2.6 Цена упущенной возможности

А может, подождать? Такой вопрос тоже часто задают пациенты перед назначением серьезного лечения. Иногда это возможно, но не каждое заболевание даст такую роскошь.

Самый простой пример – обыкновенная простуда. Подавляющее большинство случаев проходит без специального лечения. Но некоторые пациенты из-за страха, что станет хуже, «затянется», «спустится вниз», при первых симптомах прибегают к антибиотикам. Их эффективность в качестве профилактики бактериальных осложнений при простуде, таких как воспаление легких, доказана только для очень ограниченной группы пациентов, которые в силу своего заболевания или его лечения не могут бороться с инфекцией. Например, пациенты на химиотерапии при онкологических заболеваниях. У них действительно вероятность, что простуда перейдет во что-то более серьезное, очень высока. И польза антибиотиков превышает риск, и лучше не ждать. Во всех остальных случаях предпочтительнее ожидание.

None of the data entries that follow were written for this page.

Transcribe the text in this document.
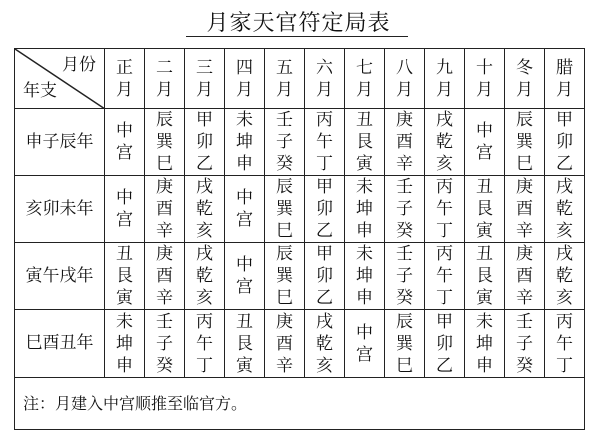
月家天官符定局表
月份
年支	正月	二月	三月	四月	五月	六月	七月	八月	九月	十月	冬月	腊月
申子辰年	中宫	辰巽巳	甲卯乙	未坤申	壬子癸	丙午丁	丑艮寅	庚酉辛	戌乾亥	中宫	辰巽巳	甲卯乙
亥卯未年	中宫	庚酉辛	戌乾亥	中宫	辰巽巳	甲卯乙	未坤申	壬子癸	丙午丁	丑艮寅	庚酉辛	戌乾亥
寅午戌年	丑艮寅	庚酉辛	戌乾亥	中宫	辰巽巳	甲卯乙	未坤申	壬子癸	丙午丁	丑艮寅	庚酉辛	戌乾亥
巳酉丑年	未坤申	壬子癸	丙午丁	丑艮寅	庚酉辛	戌乾亥	中宫	辰巽巳	甲卯乙	未坤申	壬子癸	丙午丁
注：月建入中宫顺推至临官方。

Противоположный пример, когда мы не можем долго ждать, – это ревматоидный артрит, одно из наиболее часто встречающихся заболеваний в ревматологии, при котором развивается хроническое системное аутоиммунное воспаление, поражающее прежде всего суставы. Без лечения воспаление в суставах приводит к их разрушению до полной потери функции и необходимости протезировать. Базисные противовоспалительные препараты могут остановить или замедлить прогрессирование болезни.

Если поставлен диагноз, необходимость лечения не вызывает сомнения. Вопрос в слове «если».

Как и при многих ревматологических заболеваниях, первые симптомы неспецифичны, то есть похожи на десятки других артритов, многие из которых не требуют мгновенного лечения. Однако ревматоидный артрит требует. Чем раньше начато лечение – тем лучше результат. При ревматоидном артрите это определенный срок – 3 месяца от начала болезни. Он еще называется «окно возможностей», потому что в это время лечение наиболее эффективно и позволяет получить результат в течение ближайшего года с минимальным разрушением суставов. Потом оно, увы, для многих закрывается.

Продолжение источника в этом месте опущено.